Encapsulating your program as an ENEXA module is a good way to enable yourself or others to easily reuse your program within an AI pipeline. First, you should ensure that your machine fulfills the prerequisites for running the ENEXA platform. In addition, we make use of enexa-utils that need to be available on the machine.
In the following, we will go through a very simple example how an ENEXA module can be created. Further examples of modules can be found in the list of ENEXA modules.
Basic Example Module
This section will guide you through the structure of a typically module. The complete implementation that we are going to create is available on github.
1. Module Functionality
The module that we are going to create will receive a number, double it’s value and return the new number within a file. We start by creating a file named example
that contains a simple python program:
#!/usr/bin/env python3
import sys
parameter = sys.argv[1]
result = int(parameter) * 2
with open('result.dat', 'w') as f:
f.write(str(result))
If we have python3
available, we can already run the program by calling:
./example 4
This will result in a file result.dat
that contains the string 8
.
Note the following properties of our program:
- It uses Python 3. So we have to ensure that the image that we are going to create comes with a Python 3 installed.
- It takes an argument from the command line when calling it.
- It produces a result file.
2. Starting the Meta Data File
Each ENEXA module needs to be described using a meta data file. The file contains general information about our module, including the parameters the program needs and the docker image URN. The meta data file has to be a Turtle file containing the data as RDF. However, in most cases, no deeper knowledge about RDF is needed to define a module. We start by choosing a namespace for our module. Note that it is suggest to use an http
namespace. You can choose any name you want. However, you should make sure to :
- Not use a namespace that is already taken (e.g., the RDF namespace).
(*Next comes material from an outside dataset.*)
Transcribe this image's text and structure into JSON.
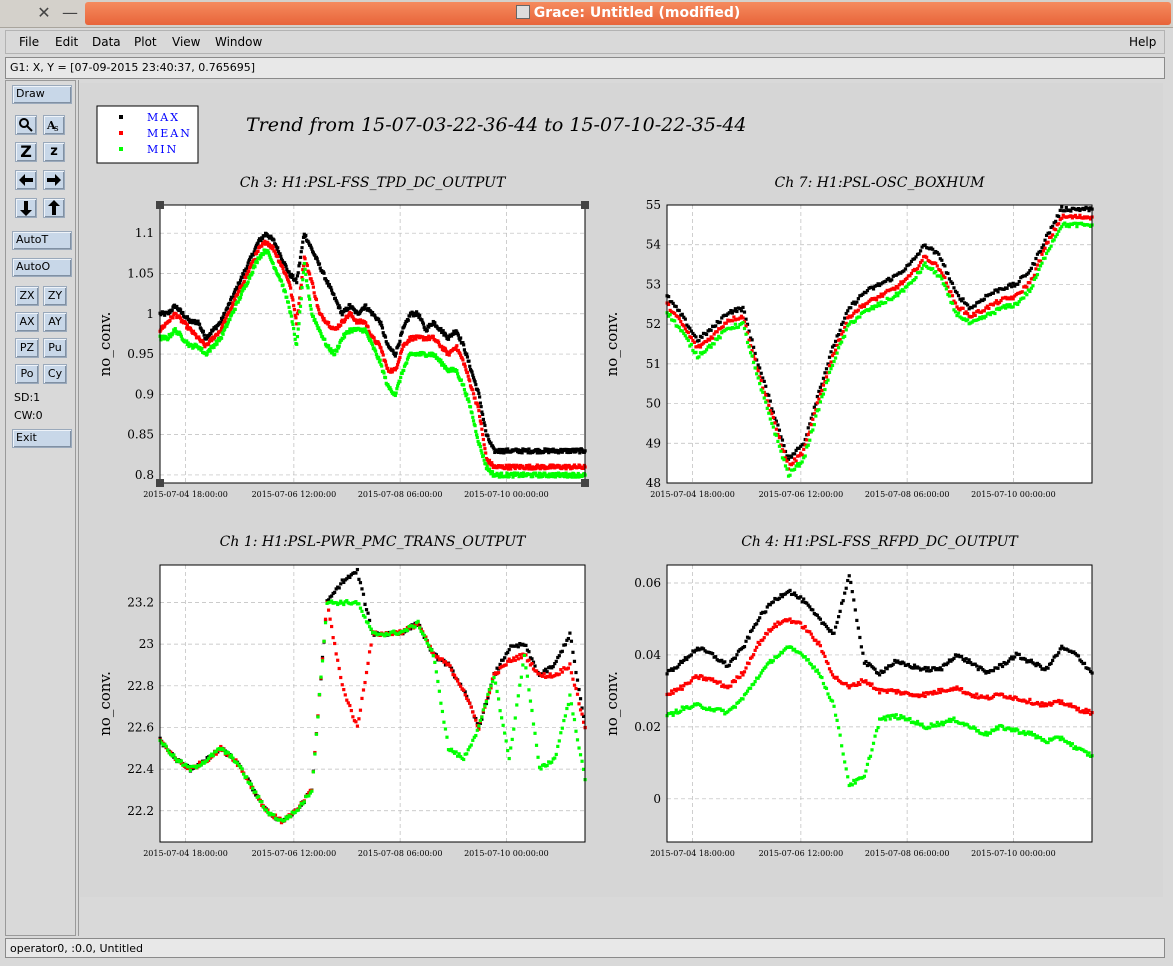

- Not use the example namespace that we use throughout this example.
The first point avoids to reuse identifiers that already have a pre-defined meaning and could lead to problems later on. The second point should avoid that you may want to share a module just to see that a lot of other modules use the same identifiers.
For our example, we choose http://example.org/example-module/
as namespace. Note that it ends with a slash so that we can add further elements to create identifiers (IRIs). For creating an IRI of our new module, we add it’s version number. This will ensure that we can change the meta data easily later on, when publishing new versions. Since this will be the first version of our module, we name it http://example.org/example-module/1.0.0
. With this information, we can already start to create our meta data file. We name it module.ttl
an we write the following lines:
@base <http://example.org/example-module/> .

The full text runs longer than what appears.